Release Day Review: A Girl Called Samson by Amy Harmon


From New York Times bestselling author Amy Harmon comes the saga of a young woman who dares to chart her own destiny in life and love during the American Revolutionary War.

In 1760, Deborah Samson is born to Puritan parents in Plympton, Massachusetts. When her father abandons the family and her mother is unable to support them, Deborah is bound out as an indentured servant. From that moment on, she yearns for a life of liberation and adventure.

Twenty years later, as the American colonies begin to buckle in their battle for independence, Deborah, impassioned by the cause, disguises herself as a soldier and enlists in the Continental Army. Her impressive height and lanky build make her transformation a convincing one, and it isn’t long before she finds herself confronting the horrors of war head-on.

But as Deborah fights for her country’s freedom, she must contend with the secret of who she is—and, ultimately, a surprising love she can’t deny.

**ARC provided in exchange for an honest review**

Amy Harmon, without a doubt, is one of the finest authors out there, and one of my personal favorites. I say this in every review I write for her, but I genuinely feel that way. Her writing is so captivating that I would read anything she writes. I am thrilled that she has chosen to delve into historical fiction, and her latest book, A Girl Called Samson, is a testament to her incredible storytelling ability. Harmon masterfully brings the characters and their stories to life, immersing the reader in the world she has created.

“I loved them in different amounts. Small piles and great piles. I do not love you the same way. This feeling is new. It is a mountain, and it has fallen on me. I didn’t know it would feel this way to love.”

Although A Girl Called Samson took a bit of time to gain momentum, once it did, I was hooked. The character Deborah Samson is an awe-inspiring figure of strength, determination, and resilience, and Harmon does an excellent job of telling her story. I found myself rooting for Deborah until the very end. The book has all the elements of a great story- poignant moments, light-hearted scenes, heart-pumping moments of tension, and just the right amount of romance. Harmon's ability to transport readers into the world she has created is remarkable, and I found myself fully invested in Deborah's journey.

Overall, A Girl Called Samson is a triumph of historical fiction, and I cannot recommend it enough. Harmon's talent as a writer is undeniable, and I am eagerly anticipating her next book.

About the author:

Amy Harmon is a Wall Street JournalUSA Today, and New York Times Bestselling author. Amy knew at an early age that writing was something she wanted to do, and she divided her time between writing songs and stories as she grew. Having grown up in the middle of wheat fields without a television, with only her books and her siblings to entertain her, she developed a strong sense of what made a good story. Her books are now being published in seventeen different languages, truly a dream come true for a little country girl from Levan, Utah.

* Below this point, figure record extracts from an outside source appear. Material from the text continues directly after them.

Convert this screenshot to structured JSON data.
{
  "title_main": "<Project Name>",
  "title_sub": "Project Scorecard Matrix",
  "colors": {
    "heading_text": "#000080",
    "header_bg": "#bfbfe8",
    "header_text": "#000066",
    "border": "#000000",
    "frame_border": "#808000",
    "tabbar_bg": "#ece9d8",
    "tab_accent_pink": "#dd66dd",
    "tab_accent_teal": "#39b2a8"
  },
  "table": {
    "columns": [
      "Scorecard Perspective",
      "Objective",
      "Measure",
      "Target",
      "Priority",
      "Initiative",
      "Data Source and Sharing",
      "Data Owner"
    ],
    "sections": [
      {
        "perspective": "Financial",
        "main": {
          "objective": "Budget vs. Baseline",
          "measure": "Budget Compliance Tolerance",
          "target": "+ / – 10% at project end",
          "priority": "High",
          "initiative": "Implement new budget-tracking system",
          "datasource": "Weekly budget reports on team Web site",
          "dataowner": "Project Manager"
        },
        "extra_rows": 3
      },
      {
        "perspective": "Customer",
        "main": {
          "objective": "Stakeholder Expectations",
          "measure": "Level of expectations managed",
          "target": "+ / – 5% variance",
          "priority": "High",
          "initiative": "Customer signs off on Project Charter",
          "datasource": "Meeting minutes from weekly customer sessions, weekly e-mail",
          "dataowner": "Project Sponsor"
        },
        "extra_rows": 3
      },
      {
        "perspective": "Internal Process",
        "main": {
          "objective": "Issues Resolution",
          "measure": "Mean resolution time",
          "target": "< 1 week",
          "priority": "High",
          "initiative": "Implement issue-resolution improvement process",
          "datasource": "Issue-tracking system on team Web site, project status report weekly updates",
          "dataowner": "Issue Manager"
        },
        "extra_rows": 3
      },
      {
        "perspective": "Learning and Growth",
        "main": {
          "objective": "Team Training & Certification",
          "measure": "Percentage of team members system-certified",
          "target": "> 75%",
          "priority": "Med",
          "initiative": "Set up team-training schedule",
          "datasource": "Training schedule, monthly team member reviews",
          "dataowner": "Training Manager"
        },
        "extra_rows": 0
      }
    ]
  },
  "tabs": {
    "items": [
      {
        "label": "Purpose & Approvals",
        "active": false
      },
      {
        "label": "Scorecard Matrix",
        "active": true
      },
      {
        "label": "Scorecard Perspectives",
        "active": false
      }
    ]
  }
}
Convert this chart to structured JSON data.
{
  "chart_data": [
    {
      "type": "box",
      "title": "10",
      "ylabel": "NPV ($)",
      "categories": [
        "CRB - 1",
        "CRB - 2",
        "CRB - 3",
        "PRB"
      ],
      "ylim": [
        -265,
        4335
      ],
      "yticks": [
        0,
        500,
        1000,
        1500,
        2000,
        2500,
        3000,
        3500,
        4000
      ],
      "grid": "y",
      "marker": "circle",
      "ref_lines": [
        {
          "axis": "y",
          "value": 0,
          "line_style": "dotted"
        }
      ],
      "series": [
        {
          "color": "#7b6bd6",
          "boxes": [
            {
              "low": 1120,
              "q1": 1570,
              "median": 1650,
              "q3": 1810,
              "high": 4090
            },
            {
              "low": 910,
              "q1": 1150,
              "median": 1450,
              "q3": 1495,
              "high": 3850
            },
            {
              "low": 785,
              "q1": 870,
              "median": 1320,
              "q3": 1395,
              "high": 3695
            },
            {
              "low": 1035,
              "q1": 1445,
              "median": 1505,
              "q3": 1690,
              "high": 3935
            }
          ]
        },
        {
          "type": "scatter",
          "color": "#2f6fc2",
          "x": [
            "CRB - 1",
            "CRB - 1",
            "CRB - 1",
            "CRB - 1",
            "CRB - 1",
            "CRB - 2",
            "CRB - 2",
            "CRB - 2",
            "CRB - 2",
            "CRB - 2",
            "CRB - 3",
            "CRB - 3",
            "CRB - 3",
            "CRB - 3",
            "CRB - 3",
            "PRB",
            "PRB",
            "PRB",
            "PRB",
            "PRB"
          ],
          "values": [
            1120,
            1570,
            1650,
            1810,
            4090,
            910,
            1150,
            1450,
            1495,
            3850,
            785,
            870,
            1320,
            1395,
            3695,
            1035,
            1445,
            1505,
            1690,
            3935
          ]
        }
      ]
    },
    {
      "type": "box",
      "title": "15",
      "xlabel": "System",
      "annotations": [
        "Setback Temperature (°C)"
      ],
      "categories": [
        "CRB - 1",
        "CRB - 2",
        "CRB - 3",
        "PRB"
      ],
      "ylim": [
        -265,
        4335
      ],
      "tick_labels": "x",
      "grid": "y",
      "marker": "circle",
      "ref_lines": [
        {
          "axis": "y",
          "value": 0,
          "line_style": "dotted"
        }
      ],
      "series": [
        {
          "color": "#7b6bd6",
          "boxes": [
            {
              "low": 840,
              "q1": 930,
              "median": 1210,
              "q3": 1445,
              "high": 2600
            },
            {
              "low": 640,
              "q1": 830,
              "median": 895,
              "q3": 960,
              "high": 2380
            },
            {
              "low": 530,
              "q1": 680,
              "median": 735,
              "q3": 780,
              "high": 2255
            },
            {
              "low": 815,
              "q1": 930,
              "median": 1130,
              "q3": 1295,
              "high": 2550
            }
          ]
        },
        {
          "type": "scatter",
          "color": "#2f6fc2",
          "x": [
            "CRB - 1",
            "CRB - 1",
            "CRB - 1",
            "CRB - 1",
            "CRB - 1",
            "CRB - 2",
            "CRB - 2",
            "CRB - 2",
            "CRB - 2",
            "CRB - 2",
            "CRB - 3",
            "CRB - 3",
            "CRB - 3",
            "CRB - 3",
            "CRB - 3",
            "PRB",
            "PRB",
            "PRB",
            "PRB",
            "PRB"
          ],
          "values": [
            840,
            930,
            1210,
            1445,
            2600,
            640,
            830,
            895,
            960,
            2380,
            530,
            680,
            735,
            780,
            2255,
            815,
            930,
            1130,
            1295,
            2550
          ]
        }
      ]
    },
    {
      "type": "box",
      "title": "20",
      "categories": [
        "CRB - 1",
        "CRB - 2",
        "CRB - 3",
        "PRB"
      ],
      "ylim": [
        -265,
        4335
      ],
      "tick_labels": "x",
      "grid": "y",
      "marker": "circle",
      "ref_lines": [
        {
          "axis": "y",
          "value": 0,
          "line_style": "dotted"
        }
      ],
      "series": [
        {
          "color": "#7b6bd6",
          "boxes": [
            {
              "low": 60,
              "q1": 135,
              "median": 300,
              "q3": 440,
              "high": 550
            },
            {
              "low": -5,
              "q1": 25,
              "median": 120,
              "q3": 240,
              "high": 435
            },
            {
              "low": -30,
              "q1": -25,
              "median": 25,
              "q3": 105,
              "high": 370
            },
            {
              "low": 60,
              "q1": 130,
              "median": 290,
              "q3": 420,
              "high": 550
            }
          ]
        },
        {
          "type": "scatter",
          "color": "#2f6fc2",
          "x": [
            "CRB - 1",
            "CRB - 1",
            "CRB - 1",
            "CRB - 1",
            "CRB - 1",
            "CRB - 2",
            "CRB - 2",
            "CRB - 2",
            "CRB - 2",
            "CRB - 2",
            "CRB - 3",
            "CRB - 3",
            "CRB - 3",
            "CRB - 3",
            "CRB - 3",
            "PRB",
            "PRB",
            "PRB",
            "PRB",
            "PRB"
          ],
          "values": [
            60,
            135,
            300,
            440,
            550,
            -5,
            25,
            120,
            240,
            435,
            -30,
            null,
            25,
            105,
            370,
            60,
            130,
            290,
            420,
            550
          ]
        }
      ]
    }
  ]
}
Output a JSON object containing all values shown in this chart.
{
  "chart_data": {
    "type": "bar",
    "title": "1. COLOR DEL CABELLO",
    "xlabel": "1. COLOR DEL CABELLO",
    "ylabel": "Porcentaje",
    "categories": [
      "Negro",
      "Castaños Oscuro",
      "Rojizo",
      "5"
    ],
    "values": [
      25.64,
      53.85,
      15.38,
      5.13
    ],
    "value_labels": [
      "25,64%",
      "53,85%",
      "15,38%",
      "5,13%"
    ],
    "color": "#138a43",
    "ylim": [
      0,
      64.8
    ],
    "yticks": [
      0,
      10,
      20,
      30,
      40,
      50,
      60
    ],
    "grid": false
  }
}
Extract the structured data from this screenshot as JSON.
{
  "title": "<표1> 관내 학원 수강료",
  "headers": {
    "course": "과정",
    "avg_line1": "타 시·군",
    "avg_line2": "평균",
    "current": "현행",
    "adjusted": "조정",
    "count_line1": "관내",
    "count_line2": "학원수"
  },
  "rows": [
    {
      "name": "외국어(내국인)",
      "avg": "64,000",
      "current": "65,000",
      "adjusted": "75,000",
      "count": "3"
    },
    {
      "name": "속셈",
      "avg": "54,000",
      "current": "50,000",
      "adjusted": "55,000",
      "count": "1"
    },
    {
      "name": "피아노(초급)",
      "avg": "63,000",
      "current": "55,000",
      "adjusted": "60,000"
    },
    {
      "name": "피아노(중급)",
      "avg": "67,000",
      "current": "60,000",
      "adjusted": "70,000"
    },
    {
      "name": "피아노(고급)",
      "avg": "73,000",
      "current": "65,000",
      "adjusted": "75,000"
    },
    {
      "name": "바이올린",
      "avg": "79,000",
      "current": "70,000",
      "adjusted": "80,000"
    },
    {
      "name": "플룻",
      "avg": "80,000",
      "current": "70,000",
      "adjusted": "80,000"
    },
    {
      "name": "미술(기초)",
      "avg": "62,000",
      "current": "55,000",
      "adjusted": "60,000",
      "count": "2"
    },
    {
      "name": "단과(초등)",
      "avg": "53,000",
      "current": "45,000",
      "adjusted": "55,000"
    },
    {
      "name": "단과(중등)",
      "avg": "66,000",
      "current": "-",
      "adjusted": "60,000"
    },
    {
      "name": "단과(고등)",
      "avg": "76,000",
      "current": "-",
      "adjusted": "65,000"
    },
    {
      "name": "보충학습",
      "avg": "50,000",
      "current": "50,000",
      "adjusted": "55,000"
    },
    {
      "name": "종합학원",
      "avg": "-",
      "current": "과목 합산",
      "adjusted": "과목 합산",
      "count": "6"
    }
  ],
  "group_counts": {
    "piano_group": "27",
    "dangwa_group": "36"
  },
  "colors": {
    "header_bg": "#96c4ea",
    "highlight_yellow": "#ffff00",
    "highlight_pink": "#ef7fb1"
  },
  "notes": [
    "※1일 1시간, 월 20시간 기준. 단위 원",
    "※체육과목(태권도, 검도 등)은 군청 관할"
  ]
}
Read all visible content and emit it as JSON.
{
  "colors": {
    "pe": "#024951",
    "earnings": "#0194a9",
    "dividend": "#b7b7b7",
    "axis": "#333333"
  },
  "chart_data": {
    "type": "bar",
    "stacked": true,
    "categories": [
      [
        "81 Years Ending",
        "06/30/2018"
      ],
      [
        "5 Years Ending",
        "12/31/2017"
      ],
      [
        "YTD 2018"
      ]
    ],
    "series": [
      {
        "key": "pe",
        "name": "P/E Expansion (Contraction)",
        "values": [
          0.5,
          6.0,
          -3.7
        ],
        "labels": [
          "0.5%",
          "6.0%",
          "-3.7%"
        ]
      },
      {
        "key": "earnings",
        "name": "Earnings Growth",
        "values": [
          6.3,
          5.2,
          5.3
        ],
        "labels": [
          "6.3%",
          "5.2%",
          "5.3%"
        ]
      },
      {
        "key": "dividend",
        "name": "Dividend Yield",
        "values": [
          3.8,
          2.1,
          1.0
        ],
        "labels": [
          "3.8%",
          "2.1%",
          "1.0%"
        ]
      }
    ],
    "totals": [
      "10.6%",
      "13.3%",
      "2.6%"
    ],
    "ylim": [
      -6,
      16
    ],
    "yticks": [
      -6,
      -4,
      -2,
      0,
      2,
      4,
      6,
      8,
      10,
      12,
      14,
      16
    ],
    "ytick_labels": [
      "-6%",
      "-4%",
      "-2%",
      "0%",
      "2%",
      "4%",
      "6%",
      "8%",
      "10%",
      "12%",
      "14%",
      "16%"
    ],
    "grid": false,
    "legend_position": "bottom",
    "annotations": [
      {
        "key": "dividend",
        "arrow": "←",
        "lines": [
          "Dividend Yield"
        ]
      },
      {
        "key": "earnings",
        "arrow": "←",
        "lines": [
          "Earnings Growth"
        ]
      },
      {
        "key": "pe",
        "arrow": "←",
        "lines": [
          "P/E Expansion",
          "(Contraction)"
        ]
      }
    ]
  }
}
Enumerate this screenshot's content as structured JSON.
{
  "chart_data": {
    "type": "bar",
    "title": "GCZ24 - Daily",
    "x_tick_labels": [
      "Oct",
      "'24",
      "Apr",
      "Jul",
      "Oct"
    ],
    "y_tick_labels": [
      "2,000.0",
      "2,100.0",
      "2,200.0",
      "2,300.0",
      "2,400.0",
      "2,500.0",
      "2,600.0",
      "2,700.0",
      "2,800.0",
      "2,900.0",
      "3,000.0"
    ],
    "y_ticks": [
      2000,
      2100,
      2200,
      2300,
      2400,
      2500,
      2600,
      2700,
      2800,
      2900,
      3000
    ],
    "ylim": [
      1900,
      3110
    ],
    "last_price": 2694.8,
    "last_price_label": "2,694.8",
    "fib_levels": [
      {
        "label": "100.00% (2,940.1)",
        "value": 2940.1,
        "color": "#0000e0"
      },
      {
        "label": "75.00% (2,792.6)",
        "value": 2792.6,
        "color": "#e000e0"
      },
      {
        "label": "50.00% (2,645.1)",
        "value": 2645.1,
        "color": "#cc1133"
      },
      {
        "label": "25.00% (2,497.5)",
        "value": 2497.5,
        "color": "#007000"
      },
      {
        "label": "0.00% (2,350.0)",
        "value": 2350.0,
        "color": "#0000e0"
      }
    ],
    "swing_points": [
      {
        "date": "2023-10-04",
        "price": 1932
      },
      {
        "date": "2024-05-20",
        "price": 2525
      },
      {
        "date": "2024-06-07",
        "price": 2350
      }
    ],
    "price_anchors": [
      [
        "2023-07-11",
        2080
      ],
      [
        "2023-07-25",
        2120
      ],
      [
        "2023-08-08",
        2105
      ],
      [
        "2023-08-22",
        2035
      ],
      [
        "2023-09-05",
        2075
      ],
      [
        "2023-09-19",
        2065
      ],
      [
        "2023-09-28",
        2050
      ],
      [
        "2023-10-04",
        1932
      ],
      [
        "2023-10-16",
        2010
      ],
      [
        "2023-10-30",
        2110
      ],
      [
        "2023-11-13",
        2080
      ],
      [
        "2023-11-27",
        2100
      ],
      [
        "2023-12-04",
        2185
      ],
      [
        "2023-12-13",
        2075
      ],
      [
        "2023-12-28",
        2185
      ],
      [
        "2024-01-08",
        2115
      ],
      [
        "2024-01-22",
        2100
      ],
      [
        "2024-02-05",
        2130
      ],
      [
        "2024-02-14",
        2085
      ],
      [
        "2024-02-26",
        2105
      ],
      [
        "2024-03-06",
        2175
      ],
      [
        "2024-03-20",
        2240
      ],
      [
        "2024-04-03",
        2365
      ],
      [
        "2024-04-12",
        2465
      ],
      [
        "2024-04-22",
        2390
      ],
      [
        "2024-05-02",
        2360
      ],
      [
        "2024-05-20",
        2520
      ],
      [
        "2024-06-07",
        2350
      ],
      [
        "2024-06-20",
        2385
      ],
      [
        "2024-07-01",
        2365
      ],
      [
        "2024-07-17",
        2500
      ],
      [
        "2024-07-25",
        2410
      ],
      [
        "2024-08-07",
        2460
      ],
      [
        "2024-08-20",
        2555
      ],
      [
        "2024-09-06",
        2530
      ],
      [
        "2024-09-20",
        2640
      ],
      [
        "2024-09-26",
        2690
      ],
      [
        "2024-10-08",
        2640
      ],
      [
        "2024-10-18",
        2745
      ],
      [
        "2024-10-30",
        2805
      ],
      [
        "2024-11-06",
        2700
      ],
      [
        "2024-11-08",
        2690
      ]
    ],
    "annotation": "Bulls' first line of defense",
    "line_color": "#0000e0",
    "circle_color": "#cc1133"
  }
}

Amy Harmon has written sixteen novels - the Washington Post bestseller What the Wind Knows, the USA Today bestsellers The Bird and The Sword, The Smallest Part, Making Faces and Running Barefoot, as well as the #1 Amazon bestselling historical From Sand and Ash, Where the Lost Wander, The First Girl Child, The Queen and The Cure, The Law of Moses, The Song of David, Infinity + One, Slow Dance in Purgatory, Prom Night in Purgatory, and the New York Times bestseller, A Different Blue. Her latest novel, The Songbook of Benny Lament, a historical romance, is now available.